I lay down on the bed in the darkness and watched him fold shirts inside a suitcase. I lay on my side without moving, wondering where he was going. I imagined from the suit jackets he took from their hangers after the shirts were folded that he was traveling somewhere on business, to another city likely much like the one he was leaving. For the moment, though, I pretended he was taking an airplane into a forest, that he would find the lost white fawn if the moon wouldn’t.
And he must have seen me looking. He must have felt my eyes more than seen them across the cement, because there was no moon to shed any light into my apartment. He was in any case leaving me stranded. He was leaving and I had nearly fallen asleep when I became aware of his absence. I covered myself with a blanket and left my own blinds open. When my husband came home, he shut them.

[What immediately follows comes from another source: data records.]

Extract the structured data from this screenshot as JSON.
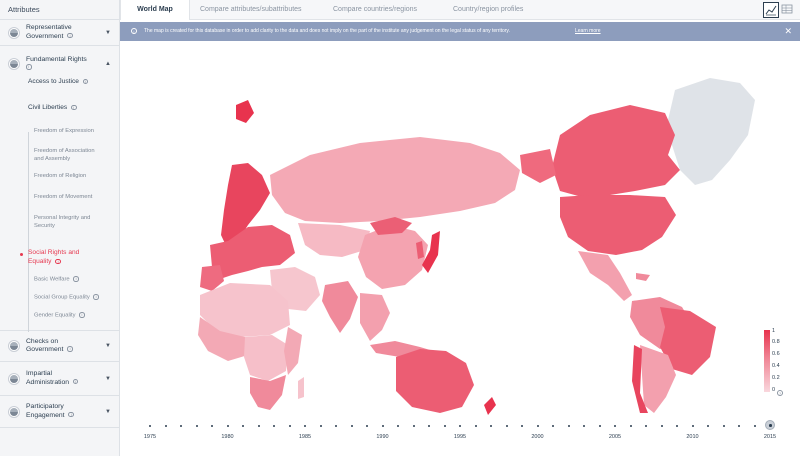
{
  "sidebar": {
    "header": "Attributes",
    "categories": [
      {
        "label1": "Representative",
        "label2": "Government"
      },
      {
        "label1": "Fundamental Rights",
        "label2": ""
      },
      {
        "label1": "Checks on",
        "label2": "Government"
      },
      {
        "label1": "Impartial",
        "label2": "Administration"
      },
      {
        "label1": "Participatory",
        "label2": "Engagement"
      }
    ],
    "sub": {
      "access_to_justice": "Access to Justice",
      "civil_liberties": "Civil Liberties",
      "freedom_expression": "Freedom of Expression",
      "freedom_association_1": "Freedom of Association",
      "freedom_association_2": "and Assembly",
      "freedom_religion": "Freedom of Religion",
      "freedom_movement": "Freedom of Movement",
      "personal_integrity_1": "Personal Integrity and",
      "personal_integrity_2": "Security",
      "social_rights_1": "Social Rights and",
      "social_rights_2": "Equality",
      "basic_welfare": "Basic Welfare",
      "social_group_equality": "Social Group Equality",
      "gender_equality": "Gender Equality"
    }
  },
  "tabs": [
    "World Map",
    "Compare attributes/subattributes",
    "Compare countries/regions",
    "Country/region profiles"
  ],
  "banner": {
    "message": "The map is created for this database in order to add clarity to the data and does not imply on the part of the institute any judgement on the legal status of any territory.",
    "learn_more": "Learn more",
    "close": "✕",
    "info": "i"
  },
  "legend": {
    "ticks": [
      "1",
      "0.8",
      "0.6",
      "0.4",
      "0.2",
      "0"
    ],
    "info": "?",
    "high_color": "#e8334e",
    "low_color": "#f9d7dd"
  },
  "timeline": {
    "years": [
      "1975",
      "1980",
      "1985",
      "1990",
      "1995",
      "2000",
      "2005",
      "2010",
      "2015"
    ],
    "selected": "2015"
  },
  "colors": {
    "accent": "#e63950",
    "banner": "#8d9dbd",
    "no_data": "#dfe3e8"
  }
}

Water cannot survive on the moon’s surface owing to low atmospheric pressure. Yet water molecules hover in the atmosphere’s thin layer of gases. Some astronomers still posit lunar seas may have existed for this reason; in time, the seas may have only evaporated. In the moon’s eyes and nose may once have swum dolphins looking down with love on humans. The male dolphins may have gotten erections from those undressing with their blinds open, while the little white fawn is willing herself to stop breathing but has not succeeded.